Cape Town – President Jacob Zuma denied on Thursday that his home town had been unfairly advantaged with R1bn in taxpayers’ funds for the Nkandla Mlalazi Smart Growth Centre.
Responding to question in the National Assembly, Zuma said he saw no reason why Nkandla should be “punished” because he happened to come from there.
“Should they be punished because they are neighbours to Zuma? I don’t think that is the correct approach,” he said.
“Developing that area does not trouble me, it makes me very proud.”
Democratic Alliance parliamentary leader Lindiwe Mazibuko asked how the president could justify spending money in an area “just 3.2km from your homestead” when other impoverished parts of KwaZulu-Natal were left without basic services.
She said within a 100km radius, villages like Ebizimali and Eqhudeni lacked water and electricity.
Zuma responded by naming 23 poor districts nationwide which had been identified by government as recipients of upliftment programmes.
“Development goes where it goes at a given time,” he said.

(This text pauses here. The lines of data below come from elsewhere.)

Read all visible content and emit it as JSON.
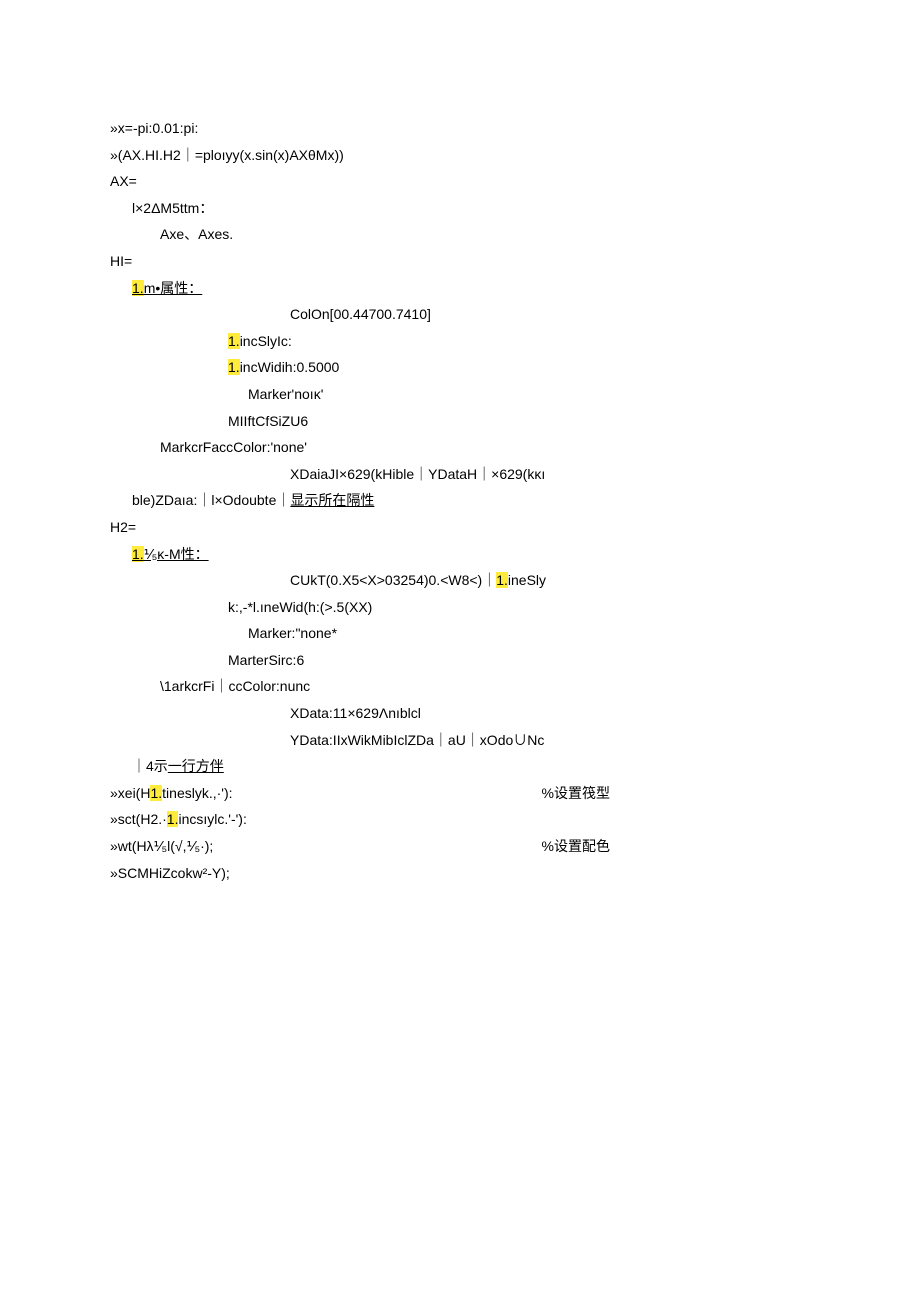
{
  "l1": "»x=-pi:0.01:pi:",
  "l2a": "»(AX.HI.H2",
  "l2b": "｜",
  "l2c": "=ploıyy(x.sin(x)AXθMx))",
  "l3": "AX=",
  "l4": "l×2ΔM5ttm：",
  "l5": "Axe、Axes.",
  "l6": "HI=",
  "l7hl": "1.",
  "l7txt": "m•属性：",
  "l8": "ColOn[00.44700.7410]",
  "l9hl": "1.",
  "l9txt": "incSlyIc:",
  "l10hl": "1.",
  "l10txt": "incWidih:0.5000",
  "l11": "Marker'noıκ'",
  "l12": "MIIftCfSiZU6",
  "l13": "MarkcrFaccColor:'none'",
  "l14": "XDaiaJI×629(kHible｜YDataH｜×629(kκı",
  "l15": "ble)ZDaıa:｜l×Odoubte｜",
  "l15u": "显示所在隔性",
  "l16": "H2=",
  "l17hl": "1.",
  "l17txt": "⅟₅κ-M性：",
  "l18a": "CUkT(0.X5<X>03254)0.<W8<)｜",
  "l18hl": "1.",
  "l18b": "ineSly",
  "l19": "k:,-*l.ıneWid(h:(>.5(XX)",
  "l20": "Marker:\"none*",
  "l21": "MarterSirc:6",
  "l22": "\\1arkcrFi｜ccColor:nunc",
  "l23": "XData:11×629Λnıblcl",
  "l24": "YData:IIxWikMibIclZDa｜aU｜xOdo∪Nc",
  "l25a": "｜4示",
  "l25u": "一行方伴",
  "l26a": "»xei(H",
  "l26hl": "1.",
  "l26b": "tineslyk.,·'):",
  "l26r": "%设置筏型",
  "l27a": "»sct(H2.·",
  "l27hl": "1.",
  "l27b": "incsıylc.'-'):",
  "l28": "»wt(Hλ⅟₅l(√,⅟₅·);",
  "l28r": "%设置配色",
  "l29": "»SCMHiZcokw²-Y);"
}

He denied he had instructed government to give priority to the development project, which would give rise to a new town, dubbed “Zumaville” in media reports.
The project is expected to cost R2bn, with half of the funding coming from the state.
It will reportedly include a school, libraries, a sport centre with tennis courts, housing, and communal gardens and is linked to a rural development organisation Zuma chairs.
The rapid state-sponsored development has resulted in the president being accused of putting his interests, and those of his family, above those of other poor communities.
The ANC Youth League has called it “a case of selective development”.